Jalan Eren berubah menyamping saat melewati kantor dokter jaga—dan aman. Tidak ada yang peduli pada remaja tampan dengan langkah tenang meski tubuhnya tinggi menjulang. Ia tentu saja tampak seperti pengunjung lain … Dan kesombongan Eren nyaris membuatnya menubruk seorang perawat yang sedang mendorong troli.
"M-maaf!" minta maaf boleh, tapi melirik ke belakang itu yang tak boleh.
Suster yang hampir ditabrak menatap curiga punggung Eren yang berjalan cepat menjauh.

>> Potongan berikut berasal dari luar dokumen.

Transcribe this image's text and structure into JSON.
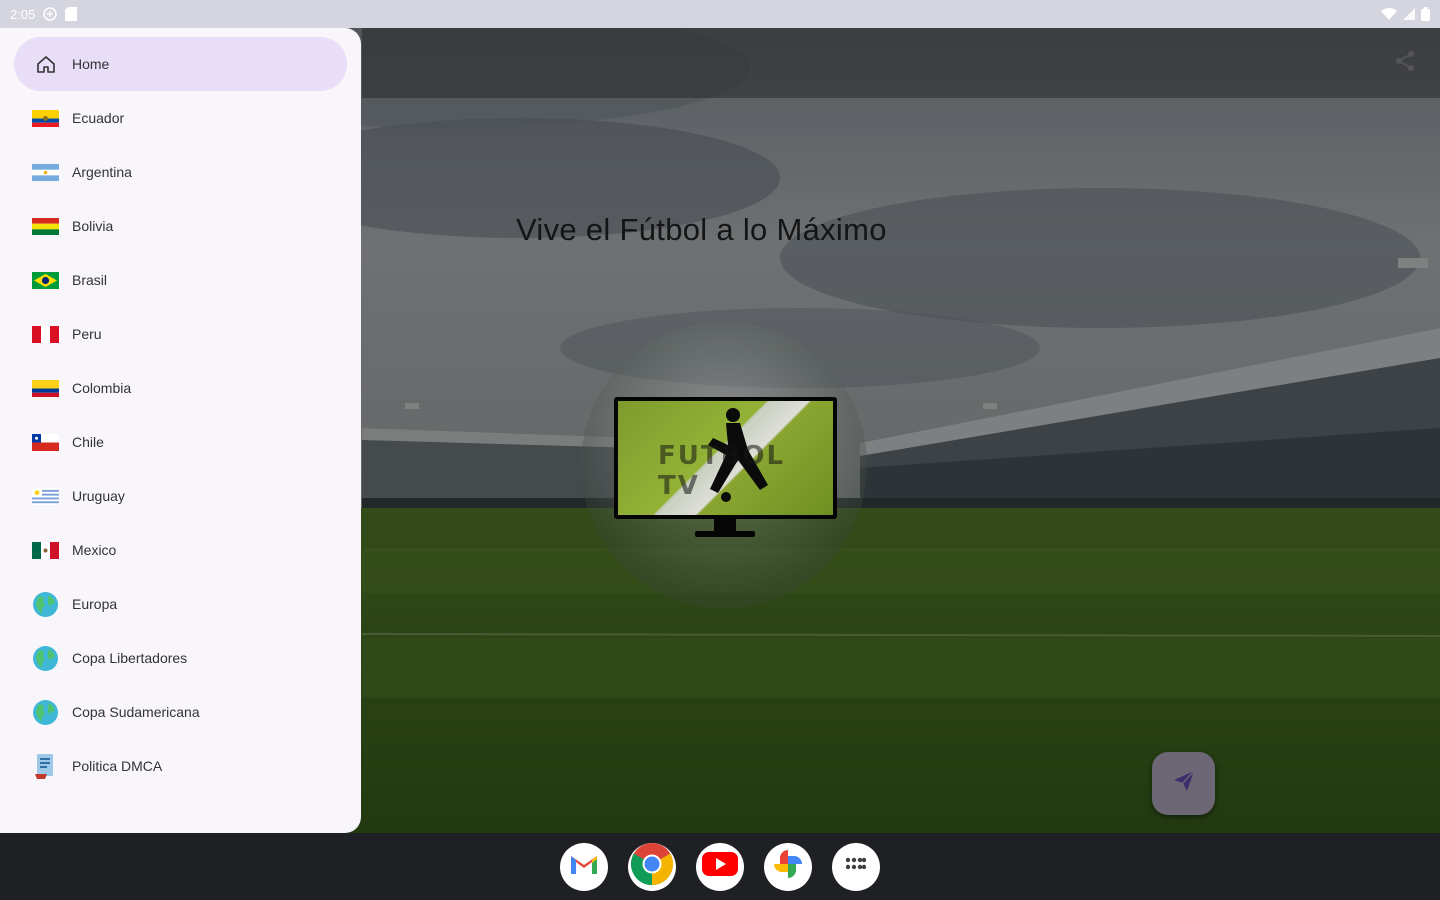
{
  "status_bar": {
    "time": "2:05"
  },
  "drawer": {
    "items": [
      {
        "label": "Home",
        "icon": "home-icon",
        "active": true
      },
      {
        "label": "Ecuador",
        "icon": "ecuador-flag-icon"
      },
      {
        "label": "Argentina",
        "icon": "argentina-flag-icon"
      },
      {
        "label": "Bolivia",
        "icon": "bolivia-flag-icon"
      },
      {
        "label": "Brasil",
        "icon": "brasil-flag-icon"
      },
      {
        "label": "Peru",
        "icon": "peru-flag-icon"
      },
      {
        "label": "Colombia",
        "icon": "colombia-flag-icon"
      },
      {
        "label": "Chile",
        "icon": "chile-flag-icon"
      },
      {
        "label": "Uruguay",
        "icon": "uruguay-flag-icon"
      },
      {
        "label": "Mexico",
        "icon": "mexico-flag-icon"
      },
      {
        "label": "Europa",
        "icon": "globe-icon"
      },
      {
        "label": "Copa Libertadores",
        "icon": "globe-icon"
      },
      {
        "label": "Copa Sudamericana",
        "icon": "globe-icon"
      },
      {
        "label": "Politica DMCA",
        "icon": "document-icon"
      }
    ]
  },
  "hero": {
    "tagline": "Vive el Fútbol a lo Máximo",
    "logo_text": "FUTBOL TV"
  },
  "taskbar": {
    "apps": [
      "gmail-icon",
      "chrome-icon",
      "youtube-icon",
      "photos-icon",
      "app-drawer-icon"
    ]
  },
  "colors": {
    "drawer_bg": "#f8f5fb",
    "active_item_bg": "#e8def8",
    "fab_bg": "#6d6775",
    "taskbar_bg": "#1f2023"
  }
}
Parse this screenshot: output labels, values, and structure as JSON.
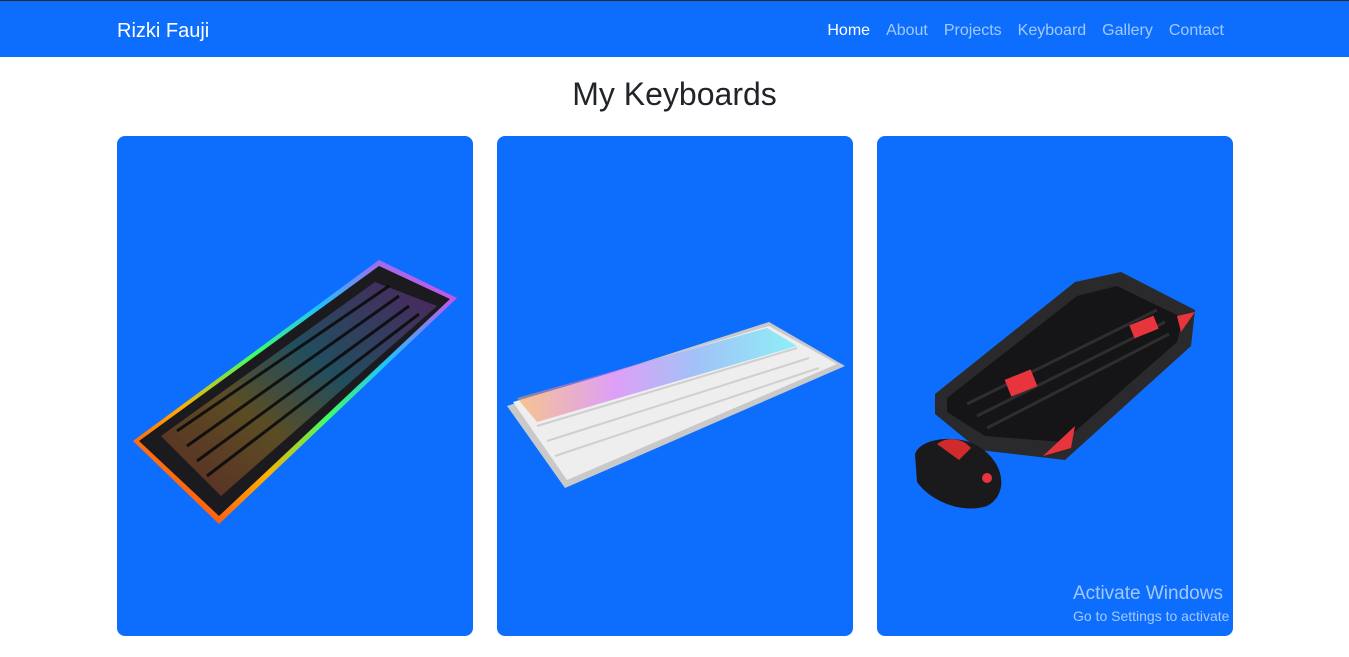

"Sepertinya aku pernah melihatnya …," perawat bernama dada Petra Ral itu berpikir-pikir, kemudian mengutuki diri karena bagaimana dirinya bisa melupakan—"I-itukan Eren Jaeger yang kemarin baru masuk—ah, D-Dokter! Tolong ada pasien kabur! Tolong!"
Eren melirik ke belakang, dan tersentak.
"Setan benar mereka!"
Sudah bukan waktunya menggantungkan harap pada kecepatan berjalan—kini saatnya Ia berlari.
Bibir bawah Eren tergigit gemas. Ternyata memang desain rumah sakit jiwa ini disengaja untuk sebisa mungkin menyesatkan orang. Dikira jalan keluar, ternyata dapur. Dikira portal menuju lapangan parkir, ternyata tempat pembuangan sampah. Eren hanya berpegangan pada intusi selain pada petunjuk di setiap belokan yang tertulis dalam huruf Sirilik. Dan sepertinya, dugaan tentang rasa curiga marathon itu benar, karena tidak sampai sekian menit Ia terpergok oleh suster di sana tadi, kini serombongan pasukan dadakan mengejarnya beramai-ramai.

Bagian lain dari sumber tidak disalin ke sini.